Paxton, meanwhile, wanted to oust Republican lawmakers who voted to impeach him.

Seven of the 60 incumbents who voted for Paxton’s impeachment lost their primary bids to challengers backed by Abbott or Paxton, and eight more were pushed into runoffs. The majority who ran for re-election kept their seats.

Abbott and Paxton targeted some of the same incumbents. But they disagreed on who should win in 24 races. Among those, Abbott had the better batting average: 17 of his picks won outright.

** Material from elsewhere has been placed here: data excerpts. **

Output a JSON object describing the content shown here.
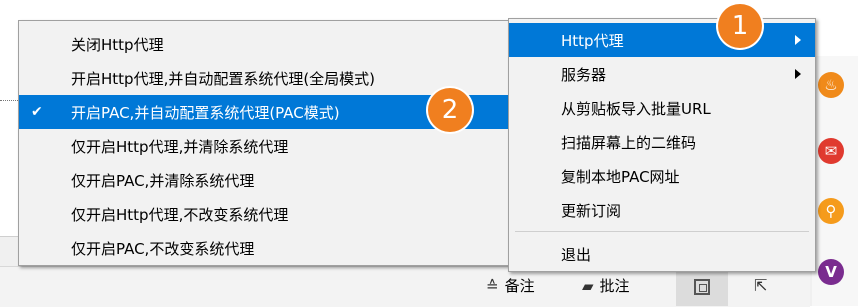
{
  "submenu": {
    "items": [
      {
        "label": "关闭Http代理",
        "checked": false,
        "highlighted": false
      },
      {
        "label": "开启Http代理,并自动配置系统代理(全局模式)",
        "checked": false,
        "highlighted": false
      },
      {
        "label": "开启PAC,并自动配置系统代理(PAC模式)",
        "checked": true,
        "highlighted": true
      },
      {
        "label": "仅开启Http代理,并清除系统代理",
        "checked": false,
        "highlighted": false
      },
      {
        "label": "仅开启PAC,并清除系统代理",
        "checked": false,
        "highlighted": false
      },
      {
        "label": "仅开启Http代理,不改变系统代理",
        "checked": false,
        "highlighted": false
      },
      {
        "label": "仅开启PAC,不改变系统代理",
        "checked": false,
        "highlighted": false
      }
    ],
    "check_glyph": "✔"
  },
  "main_menu": {
    "items": [
      {
        "label": "Http代理",
        "has_submenu": true,
        "highlighted": true
      },
      {
        "label": "服务器",
        "has_submenu": true,
        "highlighted": false
      },
      {
        "label": "从剪贴板导入批量URL",
        "has_submenu": false,
        "highlighted": false
      },
      {
        "label": "扫描屏幕上的二维码",
        "has_submenu": false,
        "highlighted": false
      },
      {
        "label": "复制本地PAC网址",
        "has_submenu": false,
        "highlighted": false
      },
      {
        "label": "更新订阅",
        "has_submenu": false,
        "highlighted": false
      },
      {
        "label": "退出",
        "has_submenu": false,
        "highlighted": false
      }
    ]
  },
  "badges": {
    "one": "1",
    "two": "2",
    "color": "#f07f1f"
  },
  "status_bar": {
    "notes_label": "备注",
    "comments_label": "批注"
  },
  "tray_icons": [
    "fire-icon",
    "mail-icon",
    "search-icon",
    "v-icon"
  ],
  "colors": {
    "highlight": "#0078d7",
    "menu_bg": "#f2f2f2"
  }
}
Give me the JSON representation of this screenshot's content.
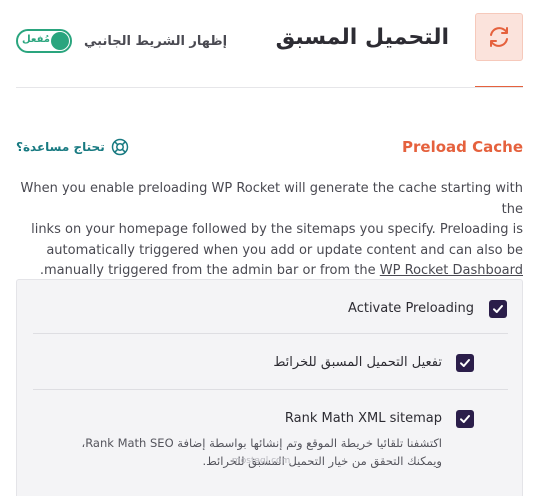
{
  "header": {
    "title": "التحميل المسبق",
    "icon": "refresh-icon",
    "sidebar_toggle_label": "إظهار الشريط الجانبي",
    "sidebar_toggle_state": "مُفعل",
    "sidebar_toggle_on": true
  },
  "section": {
    "title": "Preload Cache",
    "help_label": "تحتاج مساعدة؟",
    "help_icon": "lifebuoy-icon",
    "description_lines": [
      "When you enable preloading WP Rocket will generate the cache starting with the",
      "links on your homepage followed by the sitemaps you specify. Preloading is",
      "automatically triggered when you add or update content and can also be"
    ],
    "description_last_prefix": ".manually triggered from the admin bar or from the",
    "description_link": "WP Rocket Dashboard"
  },
  "options": [
    {
      "label": "Activate Preloading",
      "checked": true
    },
    {
      "label": "تفعيل التحميل المسبق للخرائط",
      "checked": true
    },
    {
      "label": "Rank Math XML sitemap",
      "checked": true,
      "sub_line_1": "اكتشفنا تلقائيا خريطة الموقع وتم إنشائها بواسطة إضافة Rank Math SEO،",
      "sub_line_2": "ويمكنك التحقق من خيار التحميل المسبق للخرائط."
    }
  ],
  "watermark": "mostaql.com",
  "colors": {
    "accent": "#e5613d",
    "toggle_on": "#2aa57e",
    "help_link": "#187a81",
    "checkbox": "#2b1e4a"
  }
}
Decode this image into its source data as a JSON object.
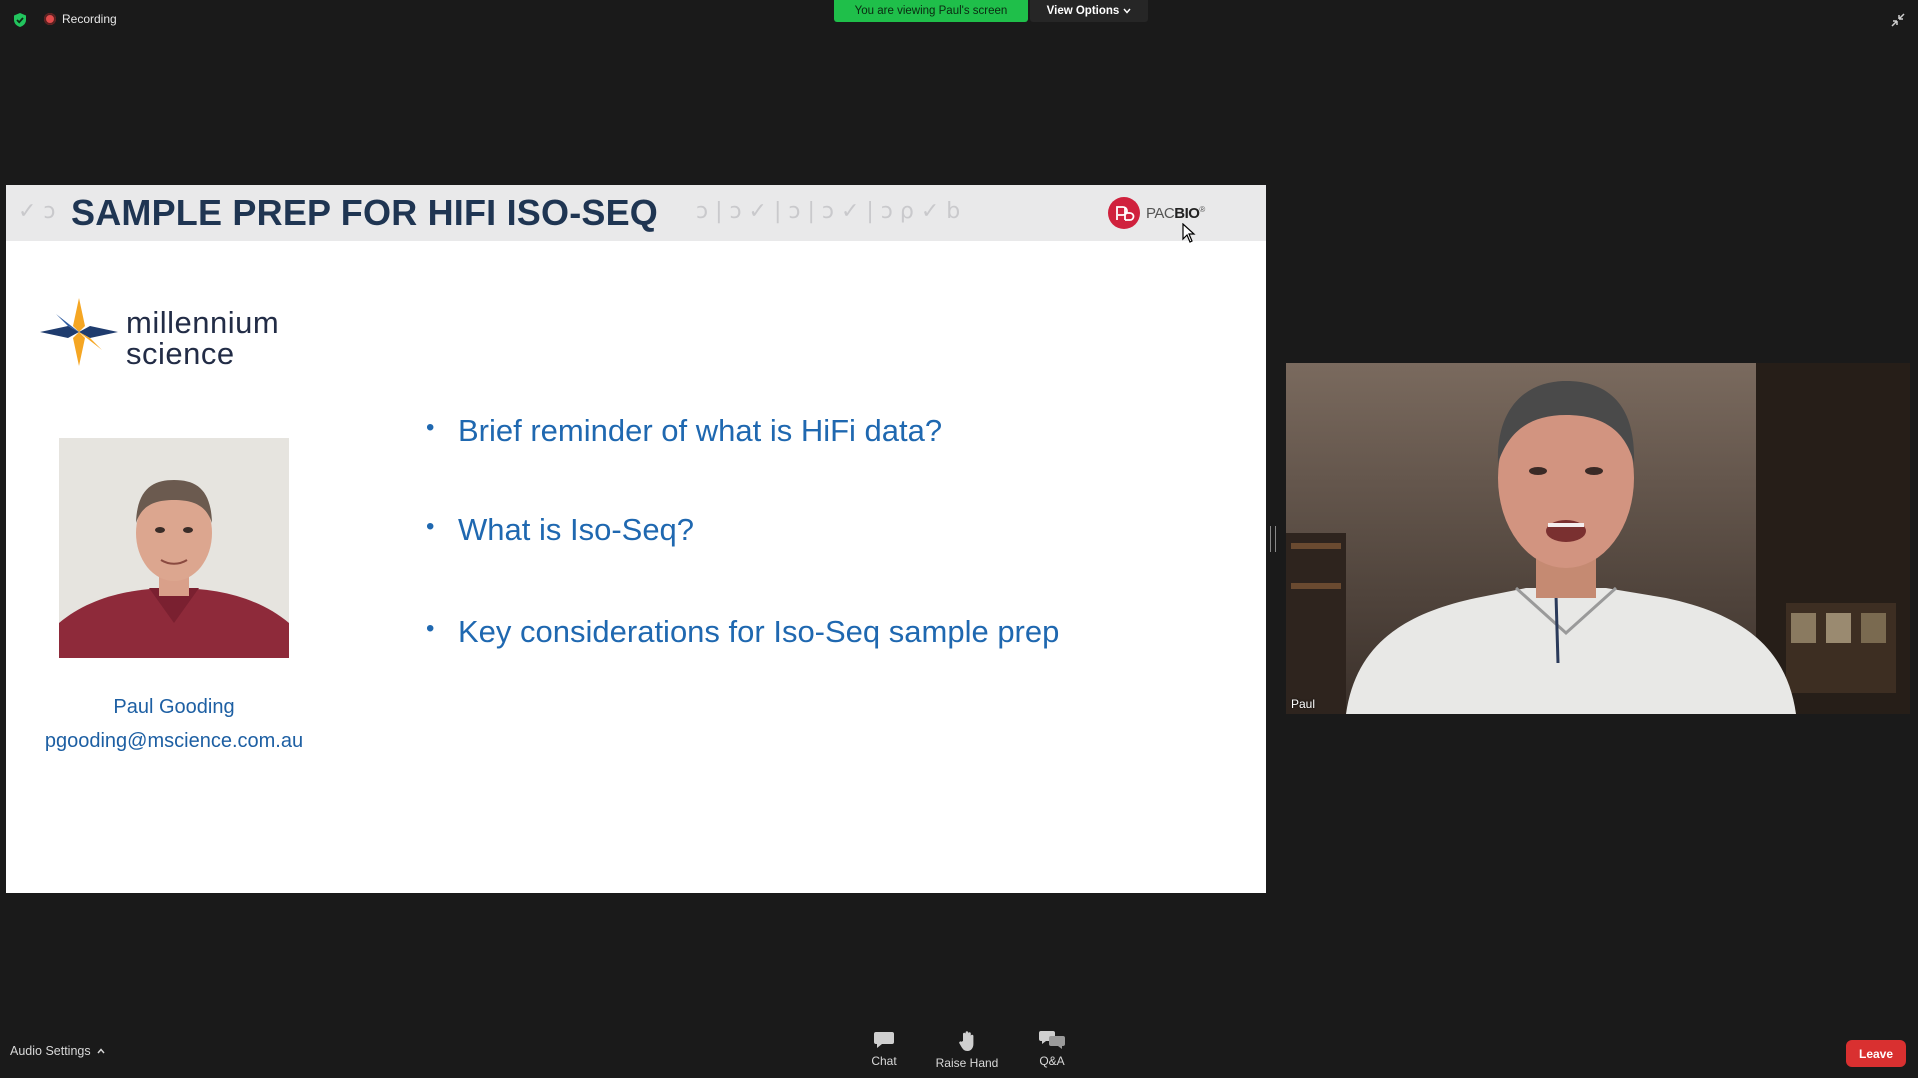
{
  "meeting": {
    "recording_label": "Recording",
    "viewing_banner": "You are viewing Paul's screen",
    "view_options_label": "View Options"
  },
  "slide": {
    "title": "SAMPLE PREP FOR HIFI ISO-SEQ",
    "pacbio_logo": {
      "prefix": "PAC",
      "suffix": "BIO"
    },
    "company_logo": {
      "line1": "millennium",
      "line2": "science"
    },
    "presenter_name": "Paul Gooding",
    "presenter_email": "pgooding@mscience.com.au",
    "bullets": [
      "Brief reminder of what is HiFi data?",
      "What is Iso-Seq?",
      "Key considerations for Iso-Seq sample prep"
    ]
  },
  "participant": {
    "name": "Paul"
  },
  "toolbar": {
    "audio_settings_label": "Audio Settings",
    "chat_label": "Chat",
    "raise_hand_label": "Raise Hand",
    "qa_label": "Q&A",
    "leave_label": "Leave"
  },
  "colors": {
    "banner_green": "#1fbf4a",
    "leave_red": "#d93030",
    "slide_title": "#1f3552",
    "slide_text_blue": "#1f68b0",
    "pacbio_red": "#d0213d"
  }
}
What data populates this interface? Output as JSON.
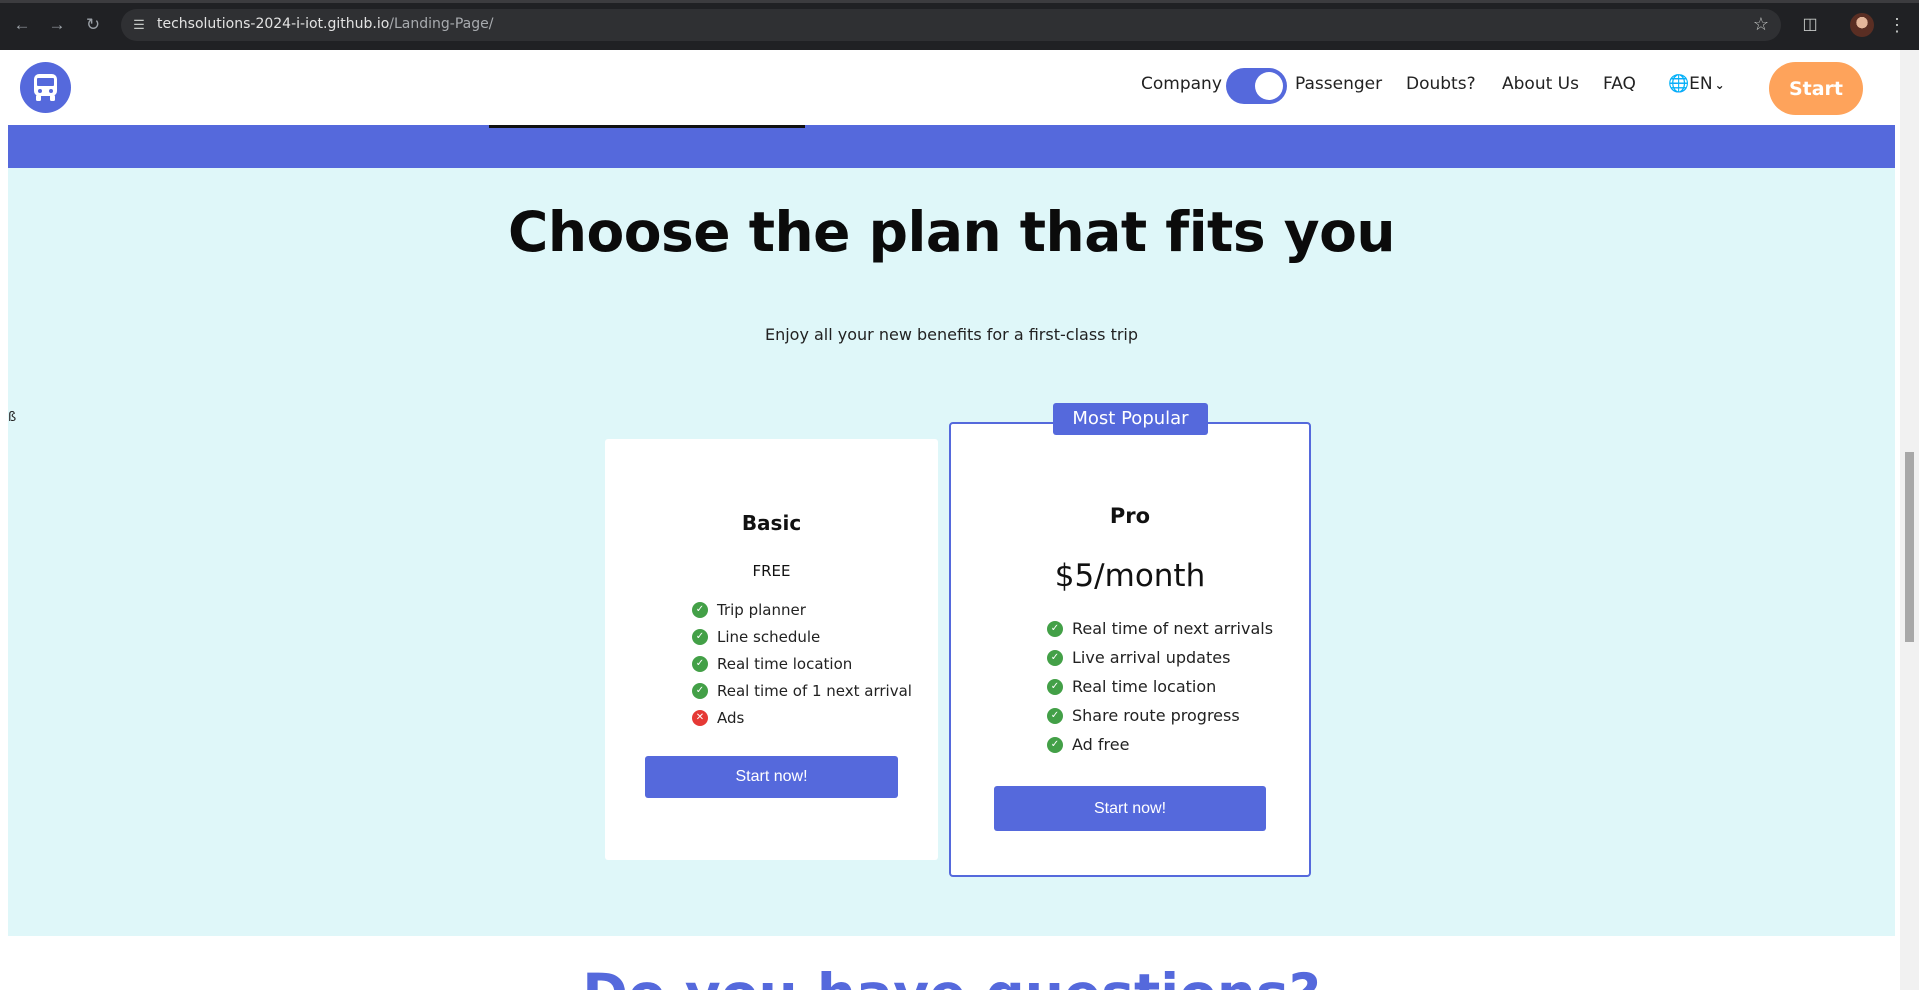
{
  "browser": {
    "url_host": "techsolutions-2024-i-iot.github.io",
    "url_path": "/Landing-Page/"
  },
  "header": {
    "company_label": "Company",
    "passenger_label": "Passenger",
    "nav": [
      "Doubts?",
      "About Us",
      "FAQ"
    ],
    "language": "EN",
    "start_label": "Start",
    "toggle_state": "passenger"
  },
  "stray_glyph": "ß",
  "pricing": {
    "title": "Choose the plan that fits you",
    "subtitle": "Enjoy all your new benefits for a first-class trip",
    "plans": [
      {
        "name": "Basic",
        "price": "FREE",
        "features": [
          {
            "text": "Trip planner",
            "included": true
          },
          {
            "text": "Line schedule",
            "included": true
          },
          {
            "text": "Real time location",
            "included": true
          },
          {
            "text": "Real time of 1 next arrival",
            "included": true
          },
          {
            "text": "Ads",
            "included": false
          }
        ],
        "cta": "Start now!"
      },
      {
        "badge": "Most Popular",
        "name": "Pro",
        "price": "$5/month",
        "features": [
          {
            "text": "Real time of next arrivals",
            "included": true
          },
          {
            "text": "Live arrival updates",
            "included": true
          },
          {
            "text": "Real time location",
            "included": true
          },
          {
            "text": "Share route progress",
            "included": true
          },
          {
            "text": "Ad free",
            "included": true
          }
        ],
        "cta": "Start now!"
      }
    ]
  },
  "next_section_title": "Do you have questions?",
  "colors": {
    "brand": "#5569dc",
    "accent": "#fea35b",
    "section_bg": "#dff7f9",
    "check": "#43a047",
    "cross": "#e53935"
  }
}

Paxton’s picks beat Abbott’s in two races: Matt Morgan beat Rep. Jacey Jetton in District 26 and Mitch Little beat Rep. Kronda Thimesch in District 65. Both Jetton and Little had a clear link to impeachment: Jetton helped prosecute Paxton in his trial and Little defended him.

The four remaining races are headed to runoffs.

Paxton claimed one other major win.

House Speaker Dade Phelan, who led his impeachment, was one of the eight incumbents forced into a May runoff. His challenger, oil and gas consultant David Covey, was also backed by former President Donald Trump.

Trump endorsed in 17 House races. His picks won in 11 and three, including Covey, are in runoffs.

Three of his picks lost. One failed in his challenge to Dallas Rep. Morgan Meyer, another Paxton impeachment prosecutor, and two unsuccessfully challenged Drew Darby of San Angelo and Stan Lambert of Abilene, rural incumbents who were also opposed by Abbott and Paxton.

In a statement issued Wednesday, Patrick barely concealed his glee at the carnage in the House. He said Phelan “failed” as speaker and that the new lawmakers “will not likely repeat the mistakes of their predecessors.”

“It was a great night for the conservative majority in Texas,” Patrick said.